The report, to be used at the upcoming central bank policy meeting March 18, said growth "has slowed since the beginning of the year."
It also cited "upward pressure on prices from rising materials and energy prices," a sign of inflation that is complicating the job of the Fed in trying to re-ignite growth.
The central bank has aggressively brought down interest rates in the past six months, with the federal funds rate now at 3.0 percent. Many analysts expect a further cut this month by the Federal Open Market Committee.
The survey from the 12 regional Fed banks indicated weakness spreading from the troubled real estate market to other sectors.
"Two-thirds of the districts cited softening or weakening in the pace of business activity, while others referred to subdued, slow or modest growth," the report said.
"Retail activity in most districts was reported to be weak or softening, although tourism generally continued to expand."
In a sign of troubles facing the financial sector, the Beige Book said most districts cited "tight or tightening credit standards and stable or weaker loan demand."
The Beige Book was consistent with many private economists' views that the economy is sputtering.
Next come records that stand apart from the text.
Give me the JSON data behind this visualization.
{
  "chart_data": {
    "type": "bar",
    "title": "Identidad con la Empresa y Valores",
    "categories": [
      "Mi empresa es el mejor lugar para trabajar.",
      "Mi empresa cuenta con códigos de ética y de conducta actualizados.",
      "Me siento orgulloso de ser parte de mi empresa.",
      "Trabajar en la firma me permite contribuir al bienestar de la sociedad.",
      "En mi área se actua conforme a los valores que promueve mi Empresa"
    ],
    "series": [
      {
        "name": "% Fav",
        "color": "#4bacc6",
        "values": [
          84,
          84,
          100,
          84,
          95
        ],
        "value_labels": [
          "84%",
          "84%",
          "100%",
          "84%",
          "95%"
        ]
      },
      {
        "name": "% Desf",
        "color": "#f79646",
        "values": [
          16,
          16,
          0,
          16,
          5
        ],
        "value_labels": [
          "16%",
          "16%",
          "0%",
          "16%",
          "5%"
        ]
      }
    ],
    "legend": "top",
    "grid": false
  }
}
Some analysts say a recession is her or on the way, although the Fed made no comment on this.
The report appeared more downbeat than the Beige Book from mid-January. It said several regions saw declines in sales of big-ticket items, a poor sign for manufacturing.
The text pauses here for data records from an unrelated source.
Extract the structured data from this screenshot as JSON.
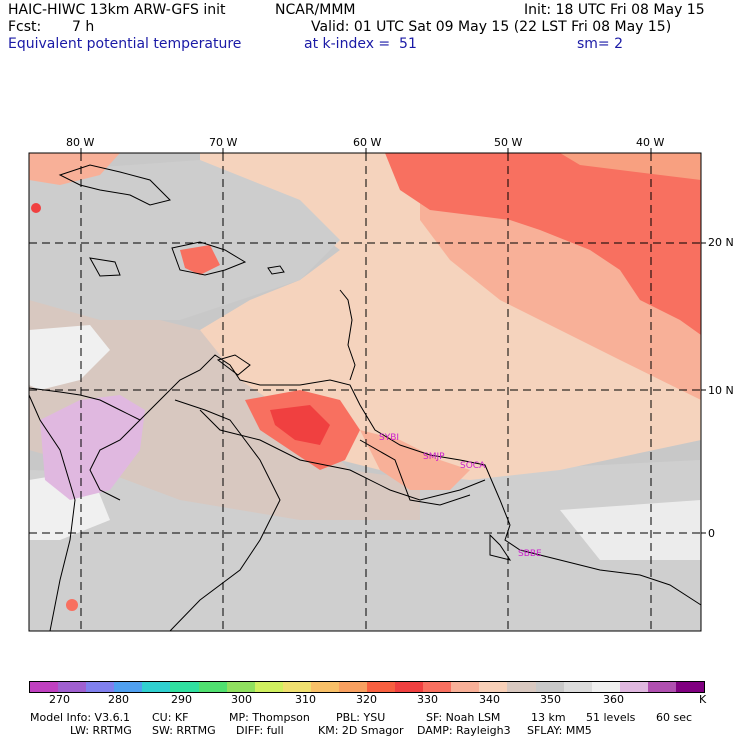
{
  "header": {
    "model": "HAIC-HIWC 13km ARW-GFS init",
    "org": "NCAR/MMM",
    "init": "Init: 18 UTC Fri 08 May 15",
    "fcst_label": "Fcst:",
    "fcst_value": "7 h",
    "valid": "Valid: 01 UTC Sat 09 May 15 (22 LST Fri 08 May 15)",
    "field": "Equivalent potential temperature",
    "level": "at k-index =  51",
    "smooth": "sm= 2"
  },
  "map": {
    "lon_labels": [
      "80 W",
      "70 W",
      "60 W",
      "50 W",
      "40 W"
    ],
    "lat_labels": [
      "20 N",
      "10 N",
      "0"
    ],
    "stations": [
      "SYBI",
      "SMJP",
      "SOCA",
      "SBBE"
    ],
    "colors": {
      "frame": "#000000",
      "grid": "#000000",
      "station": "#cc22cc"
    }
  },
  "colorbar": {
    "unit": "K",
    "ticks": [
      "270",
      "280",
      "290",
      "300",
      "310",
      "320",
      "330",
      "340",
      "350",
      "360"
    ],
    "colors": [
      "#c040c0",
      "#a060d0",
      "#8080ee",
      "#50a0f0",
      "#30d0d0",
      "#30e0a0",
      "#50e070",
      "#90e060",
      "#d0f060",
      "#f0e070",
      "#f8c068",
      "#f8a060",
      "#f86040",
      "#f04040",
      "#f87060",
      "#f8b098",
      "#f8d0b8",
      "#d8c8c0",
      "#c8c8c8",
      "#dcdcdc",
      "#f0f0f0",
      "#e0b8e0",
      "#b050b0",
      "#800080"
    ]
  },
  "footer": {
    "line1": [
      "Model Info: V3.6.1",
      "CU: KF",
      "MP: Thompson",
      "PBL: YSU",
      "SF: Noah LSM",
      "13 km",
      "51 levels",
      "60 sec"
    ],
    "line2": [
      "LW: RRTMG",
      "SW: RRTMG",
      "DIFF: full",
      "KM: 2D Smagor",
      "DAMP: Rayleigh3",
      "SFLAY: MM5"
    ]
  }
}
It said reports from the district banks on manufacturing "were mixed, but on the whole, subdued." Weakness was hitting manufacturing related to housing and automobiles especially hard, it noted.
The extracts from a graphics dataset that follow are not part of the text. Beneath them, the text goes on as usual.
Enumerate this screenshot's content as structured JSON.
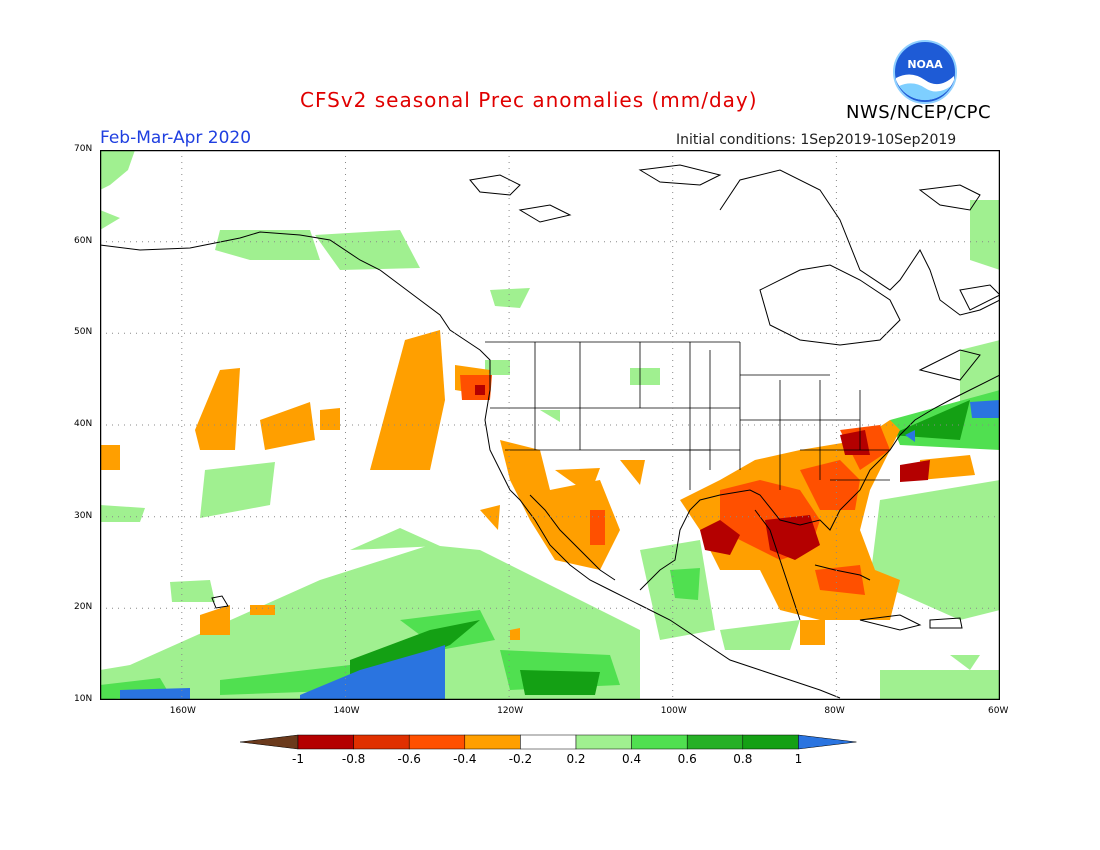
{
  "header": {
    "title": "CFSv2 seasonal Prec anomalies (mm/day)",
    "agency": "NWS/NCEP/CPC",
    "season": "Feb-Mar-Apr 2020",
    "initial_conditions": "Initial conditions: 1Sep2019-10Sep2019"
  },
  "logo": {
    "text": "NOAA"
  },
  "map": {
    "lat_labels": [
      "70N",
      "60N",
      "50N",
      "40N",
      "30N",
      "20N",
      "10N"
    ],
    "lon_labels": [
      "160W",
      "140W",
      "120W",
      "100W",
      "80W",
      "60W"
    ],
    "extent": {
      "lon_min": -170,
      "lon_max": -60,
      "lat_min": 10,
      "lat_max": 70
    }
  },
  "colorbar": {
    "labels": [
      "-1",
      "-0.8",
      "-0.6",
      "-0.4",
      "-0.2",
      "0.2",
      "0.4",
      "0.6",
      "0.8",
      "1"
    ],
    "colors": [
      "#6b3a1c",
      "#b40000",
      "#e03000",
      "#ff5000",
      "#ff9f00",
      "#ffffff",
      "#a0f090",
      "#50e050",
      "#26b026",
      "#14a014",
      "#2a74e0"
    ]
  }
}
In housing, which has been the leading factor in the economic slowdown, the reported said the troubles are not over.
"Residential real estate markets were generally weak over the last couple of months," it noted.
In some areas, the Fed cited "drops in home sales of more than 20 percent year over year." Prices were generally weaker also, with the exception of apartments in New York's Manhattan borough, which saw a five percent rise in prices.
The banking sector is being hurt by an increase in mortgage delinquencies, tight credit standards and in some areas "a worsening of overall loan quality."